Randomized Control Trials (RCTs) have been described as the "gold-standard" in estimating causal relationships in development. At the heart of the matter is that randomization helps us create a counter-factual group (the control group), without any observable or un-observable bias (from the treatment group), that any final variation in outcomes is due to the treatment itself. The findings of RCTs have been acclaimed as having revolutionized development research, especially in illuminating what works best in addressing specific development problems.
I am not sure. Consider two possibilities. The first, a "pseudo-placebo" effect, arises from the fact that most RCTs are not double-blind. The treatment target knows that he/she is receiving the particular intervention, and that alone many be enough to modify the individual behaviors or the environment in a manner that enhances outcomes. In other words, the treatment effect may be overstated. As a recent study found, "the expectation of receiving the treatment can cause people to modify their behaviors in a way that produces a significant "average treatment effect" even if the actual intervention is not particularly effective".
The second, the "scale-up effect", arises from the fact that the outcomes of a small pilot implementation does not always gets replicated when the intervention is scaled up. This is especially true of social policy interventions in developing countries with pervasive micro-governance failures and very weak delivery systems. I blogged earlier about "the concentrated effort and scrutiny of the research team, the unwitting greater over-sight by the official bureaucracy, and the assured expectation, among its audience, that it would be only a temporary diversion, contributes to increasing the effectiveness of implementation". This means that "there is the strong possibility that we will end up implementing a program or intervention that is qualitatively different from that conceived experimentally".
Taken together, both these add several layers of complication. The former doubts the internal validity, and thereby the causal mechanisms of the outcome. The later questions the external validity of the finding, in terms of its replicability. It raises doubts about wisdom of drawing the conclusion that once we know what is the best strategy, in terms of policy design and implementation, then the big development problem can be resolved.

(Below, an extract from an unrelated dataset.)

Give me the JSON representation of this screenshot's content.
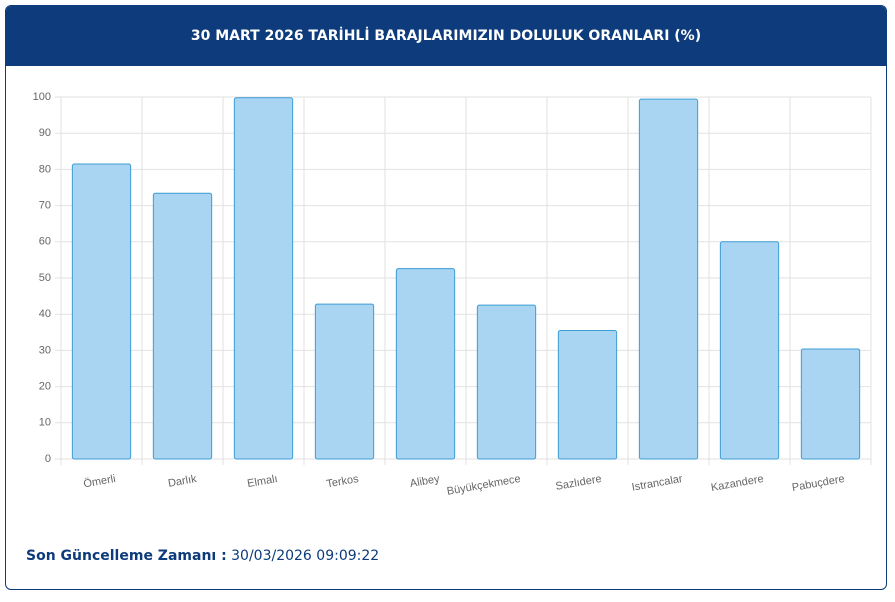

Both these, different from the conventional measures of internal and external validity, are not easily addressed, if addressed at all. The nature of the interventions, the need for human stakeholders to calibrate actions in response to a treatment, makes them not amenable to double-blind trials. And, the gap between pilots and scale-up is a function of state capability, which has no easy or short-term answers.
In other words, after all the statistical gymnastics, we are not any significantly nearer to the development holy grail than when we started. The fundamental challenge of what works in a scaled-up intervention still remain unresolved.